The utmost consternation was exhibited on the countenance of the old Emperor Diocletian. "What! have we Christians and traitors even in our body guard? Our very life is at the mercy of those wretches!"

"I would feel safer with them," said the more stoical or more courageous Galerius, "than with the _delators_ and informers who betray them," and he glanced with mingled contempt and aversion at Naso, the prefect, and Furca, the priest. "When a Christian gives his word, 'tis sacred as all the oaths of Hecate. I want no better soldiers than those of the Thundering Legion."[51]

Meanwhile the wild beasts, startled for a moment by the sudden apparition of the mail-clad soldier, seemed roused thereby to ten-fold fury. Crouching stealthily for the fatal spring, they bounded upon their prey, and in a moment crashing bones and streaming gore appeased the growing impatience of the cruel mob, who seemed, like the very wild beasts, to hunger and thirst for human flesh and blood.

We dwell not on the painful spectacle. The gallant young soldier was the first to die. The brave girl, with a gesture of maiden modesty, drew her dishevelled robe about her person, and with a queenly dignity awaited the wild beast's fatal spring. She was mercifully spared the spectacle of her father's dying agony. Her over-strung nerves gave way, and she fell in a swoon upon the sands. Demetrius met his fate praying upon his knees. Like Stephen, he gazed steadfastly up into heaven, and the fashion of his countenance was suddenly transfigured as he exclaimed: "Lord Jesus! Rachel, my beloved! we come, we come." And above the roar of the ribald mob and the growl of the savage beasts, fell sweetly on his inner ear the song of the redeemed, and burst upon his sight the beatific vision of the Lord he loved, and for whom he gladly died.
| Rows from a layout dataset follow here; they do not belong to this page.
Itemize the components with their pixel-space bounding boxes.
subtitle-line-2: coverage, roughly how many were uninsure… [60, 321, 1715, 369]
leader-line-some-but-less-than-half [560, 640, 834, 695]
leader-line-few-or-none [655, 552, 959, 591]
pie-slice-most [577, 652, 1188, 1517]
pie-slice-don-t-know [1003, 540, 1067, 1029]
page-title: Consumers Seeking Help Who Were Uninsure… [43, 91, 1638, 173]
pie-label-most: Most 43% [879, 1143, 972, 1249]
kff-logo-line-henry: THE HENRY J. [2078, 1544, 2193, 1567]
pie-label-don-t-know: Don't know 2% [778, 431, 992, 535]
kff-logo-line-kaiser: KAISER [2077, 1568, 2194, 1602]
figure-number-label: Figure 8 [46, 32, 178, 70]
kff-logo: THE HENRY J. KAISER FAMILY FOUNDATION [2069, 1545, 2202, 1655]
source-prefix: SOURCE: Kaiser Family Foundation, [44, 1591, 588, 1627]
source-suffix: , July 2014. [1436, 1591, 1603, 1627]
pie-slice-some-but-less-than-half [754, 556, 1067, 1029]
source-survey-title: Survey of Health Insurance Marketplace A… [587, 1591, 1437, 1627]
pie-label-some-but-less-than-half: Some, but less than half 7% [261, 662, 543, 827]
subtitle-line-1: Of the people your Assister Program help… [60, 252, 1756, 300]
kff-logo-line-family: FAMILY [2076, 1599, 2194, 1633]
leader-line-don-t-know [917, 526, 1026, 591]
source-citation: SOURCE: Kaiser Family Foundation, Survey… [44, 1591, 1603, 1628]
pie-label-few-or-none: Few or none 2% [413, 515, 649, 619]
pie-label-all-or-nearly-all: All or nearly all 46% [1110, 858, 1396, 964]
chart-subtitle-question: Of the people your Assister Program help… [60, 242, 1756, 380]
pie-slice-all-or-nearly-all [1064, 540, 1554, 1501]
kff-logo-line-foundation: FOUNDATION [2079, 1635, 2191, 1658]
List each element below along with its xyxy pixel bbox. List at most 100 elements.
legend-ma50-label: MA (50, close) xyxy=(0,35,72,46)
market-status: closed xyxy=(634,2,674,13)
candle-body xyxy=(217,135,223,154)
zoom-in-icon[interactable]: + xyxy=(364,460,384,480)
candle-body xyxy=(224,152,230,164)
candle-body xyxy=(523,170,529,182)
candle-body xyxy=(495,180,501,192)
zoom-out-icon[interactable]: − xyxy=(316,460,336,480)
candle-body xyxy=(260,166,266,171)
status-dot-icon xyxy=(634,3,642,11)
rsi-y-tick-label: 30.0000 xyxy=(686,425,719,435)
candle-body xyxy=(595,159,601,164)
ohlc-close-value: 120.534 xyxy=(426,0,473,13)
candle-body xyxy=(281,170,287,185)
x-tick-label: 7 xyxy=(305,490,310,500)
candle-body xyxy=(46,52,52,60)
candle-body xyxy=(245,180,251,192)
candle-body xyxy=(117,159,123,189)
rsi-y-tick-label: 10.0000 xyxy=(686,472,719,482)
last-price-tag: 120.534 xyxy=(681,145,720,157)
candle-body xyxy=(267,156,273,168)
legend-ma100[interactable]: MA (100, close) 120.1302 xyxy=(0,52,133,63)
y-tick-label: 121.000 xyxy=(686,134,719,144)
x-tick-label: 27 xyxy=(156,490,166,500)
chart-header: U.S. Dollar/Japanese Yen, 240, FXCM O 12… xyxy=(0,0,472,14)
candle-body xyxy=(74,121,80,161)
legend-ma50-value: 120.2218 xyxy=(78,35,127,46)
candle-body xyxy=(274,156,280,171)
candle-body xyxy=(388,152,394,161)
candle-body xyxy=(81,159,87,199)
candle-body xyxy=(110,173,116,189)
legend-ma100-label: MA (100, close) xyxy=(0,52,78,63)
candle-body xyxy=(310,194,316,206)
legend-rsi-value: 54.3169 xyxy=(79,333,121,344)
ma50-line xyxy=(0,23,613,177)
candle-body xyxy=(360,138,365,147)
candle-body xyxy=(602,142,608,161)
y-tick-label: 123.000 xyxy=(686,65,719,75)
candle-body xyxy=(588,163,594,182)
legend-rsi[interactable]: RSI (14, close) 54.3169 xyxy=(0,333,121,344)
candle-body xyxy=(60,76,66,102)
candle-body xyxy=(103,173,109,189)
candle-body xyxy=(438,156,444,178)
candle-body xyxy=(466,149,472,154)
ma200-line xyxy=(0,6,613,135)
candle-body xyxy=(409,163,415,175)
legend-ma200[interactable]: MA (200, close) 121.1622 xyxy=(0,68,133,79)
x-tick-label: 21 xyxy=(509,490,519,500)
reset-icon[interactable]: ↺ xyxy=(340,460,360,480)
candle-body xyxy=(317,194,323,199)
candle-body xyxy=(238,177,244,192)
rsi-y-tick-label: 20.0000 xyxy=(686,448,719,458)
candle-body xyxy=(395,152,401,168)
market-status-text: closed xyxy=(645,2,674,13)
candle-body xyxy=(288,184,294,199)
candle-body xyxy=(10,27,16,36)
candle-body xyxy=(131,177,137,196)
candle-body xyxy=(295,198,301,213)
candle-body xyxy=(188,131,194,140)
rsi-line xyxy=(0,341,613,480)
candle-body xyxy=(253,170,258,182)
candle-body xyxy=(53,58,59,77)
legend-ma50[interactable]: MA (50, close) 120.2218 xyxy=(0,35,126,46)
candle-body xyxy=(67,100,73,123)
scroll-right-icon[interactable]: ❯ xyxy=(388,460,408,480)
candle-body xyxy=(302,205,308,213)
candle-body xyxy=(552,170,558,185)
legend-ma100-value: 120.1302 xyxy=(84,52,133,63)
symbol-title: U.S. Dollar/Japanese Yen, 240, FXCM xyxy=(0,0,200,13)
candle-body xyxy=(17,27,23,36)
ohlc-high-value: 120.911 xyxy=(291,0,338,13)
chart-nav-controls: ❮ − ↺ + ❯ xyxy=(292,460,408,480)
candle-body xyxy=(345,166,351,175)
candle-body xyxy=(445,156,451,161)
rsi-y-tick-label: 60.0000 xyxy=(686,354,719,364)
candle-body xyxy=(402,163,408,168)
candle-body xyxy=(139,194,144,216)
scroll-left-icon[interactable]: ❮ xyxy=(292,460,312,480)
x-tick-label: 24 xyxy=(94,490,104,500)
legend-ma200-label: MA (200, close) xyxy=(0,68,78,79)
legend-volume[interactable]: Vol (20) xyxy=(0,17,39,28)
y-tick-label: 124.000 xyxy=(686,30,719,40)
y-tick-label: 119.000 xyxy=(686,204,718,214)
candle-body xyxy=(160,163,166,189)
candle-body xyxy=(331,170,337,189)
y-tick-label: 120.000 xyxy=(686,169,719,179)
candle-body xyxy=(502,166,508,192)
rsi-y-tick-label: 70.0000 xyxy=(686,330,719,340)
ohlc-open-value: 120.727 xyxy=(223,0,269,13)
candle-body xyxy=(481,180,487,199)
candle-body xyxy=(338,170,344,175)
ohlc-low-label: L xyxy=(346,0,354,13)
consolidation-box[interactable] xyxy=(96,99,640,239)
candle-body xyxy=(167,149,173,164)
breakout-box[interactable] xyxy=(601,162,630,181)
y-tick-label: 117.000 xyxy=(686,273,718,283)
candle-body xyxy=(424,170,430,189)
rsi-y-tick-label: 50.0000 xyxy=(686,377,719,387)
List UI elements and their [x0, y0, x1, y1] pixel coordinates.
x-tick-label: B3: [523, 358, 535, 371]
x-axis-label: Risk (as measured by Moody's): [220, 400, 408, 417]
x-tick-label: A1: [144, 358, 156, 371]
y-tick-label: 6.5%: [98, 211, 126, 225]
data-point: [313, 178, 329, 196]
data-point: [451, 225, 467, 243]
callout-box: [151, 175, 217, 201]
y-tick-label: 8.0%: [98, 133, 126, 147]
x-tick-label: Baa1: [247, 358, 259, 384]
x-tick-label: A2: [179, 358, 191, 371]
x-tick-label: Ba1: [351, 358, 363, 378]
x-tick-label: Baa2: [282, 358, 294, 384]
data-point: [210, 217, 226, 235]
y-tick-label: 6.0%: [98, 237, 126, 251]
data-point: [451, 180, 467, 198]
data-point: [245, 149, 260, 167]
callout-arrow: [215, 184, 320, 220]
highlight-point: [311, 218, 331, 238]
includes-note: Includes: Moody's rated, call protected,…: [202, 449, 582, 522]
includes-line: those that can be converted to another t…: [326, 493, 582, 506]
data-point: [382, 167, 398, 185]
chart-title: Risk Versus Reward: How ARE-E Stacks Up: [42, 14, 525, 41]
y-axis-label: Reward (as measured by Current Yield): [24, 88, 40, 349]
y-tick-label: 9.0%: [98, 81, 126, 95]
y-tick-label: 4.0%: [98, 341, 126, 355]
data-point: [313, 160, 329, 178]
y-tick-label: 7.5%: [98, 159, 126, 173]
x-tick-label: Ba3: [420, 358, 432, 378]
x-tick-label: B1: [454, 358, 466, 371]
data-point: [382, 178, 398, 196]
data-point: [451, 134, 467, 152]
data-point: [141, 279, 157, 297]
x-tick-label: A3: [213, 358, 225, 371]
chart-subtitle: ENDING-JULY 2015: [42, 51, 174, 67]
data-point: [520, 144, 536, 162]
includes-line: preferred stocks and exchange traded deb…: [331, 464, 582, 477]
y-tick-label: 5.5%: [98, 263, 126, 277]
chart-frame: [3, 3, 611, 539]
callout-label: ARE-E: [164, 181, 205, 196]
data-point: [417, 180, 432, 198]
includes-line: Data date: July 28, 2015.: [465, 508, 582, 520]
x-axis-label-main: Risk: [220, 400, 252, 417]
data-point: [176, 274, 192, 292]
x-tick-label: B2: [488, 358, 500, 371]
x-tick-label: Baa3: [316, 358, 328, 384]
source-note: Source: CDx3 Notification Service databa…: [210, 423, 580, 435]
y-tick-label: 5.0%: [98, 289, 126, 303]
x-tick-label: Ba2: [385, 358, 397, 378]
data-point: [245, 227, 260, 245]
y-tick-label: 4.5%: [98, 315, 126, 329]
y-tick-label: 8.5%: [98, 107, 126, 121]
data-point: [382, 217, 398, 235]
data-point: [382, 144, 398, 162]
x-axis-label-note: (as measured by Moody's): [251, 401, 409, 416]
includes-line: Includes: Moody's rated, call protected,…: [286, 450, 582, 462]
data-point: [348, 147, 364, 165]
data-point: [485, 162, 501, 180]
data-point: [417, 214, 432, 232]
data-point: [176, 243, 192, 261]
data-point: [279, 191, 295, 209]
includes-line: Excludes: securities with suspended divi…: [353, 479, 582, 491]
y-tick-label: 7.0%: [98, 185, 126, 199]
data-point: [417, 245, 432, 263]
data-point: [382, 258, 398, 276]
So, too, like brave men, victorious o'er their latest foe, Adauctus, Aurelius, and the others calmly met their fate. When all the rest were slain, a lordly lion approached the prostrate form of Callirhoë, but she was already dead. She had passed from her swoon, without a pang, to the marriage supper of the Lamb--to the presence of the Celestial Bridegroom--the fairest among ten thousand, the one altogether lovely--to whom the homage of her young heart had been fully given. She was spared, too, the indignity, of being mangled by the lion's jaws. When the king of beasts found that she was already dead, he raised his massy head, gave a mournful howl, and strode haughtily away.

In the great gallery of Doré paintings at London, is one of this Flavian Amphitheatre after a human sacrifice such as we have described. There lie the mangled forms upon the gory and trampled sands. The sated wild beasts prowl listlessly over the arena. The circling seats rise tier above tier, empty and desolate. But poised in air, with outspread wings, above the slain, with a countenance of light and a palm of victory, is a majestic angel; and sweeping upward in serried ranks, amid the shining stars, is a cloud of bright-winged angels, the convoy of the martyrs' spirits to the skies. So, doubtless, God sent a cohort of sworded seraphim to bear the martyrs of our story blessed company, and to sweep with them through the gates into the city.

FOOTNOTES:

[50] This famous phrase dates from the time of Tertullian, in the 3rd century, and is also recorded in the Catacombs.

[51] The _Legio Tonans_, tradition affirms, was a legion composed wholly of Christians, whose prayers in a time of drought brought on a violent thunder-storm, which confounded the enemy and saved the army.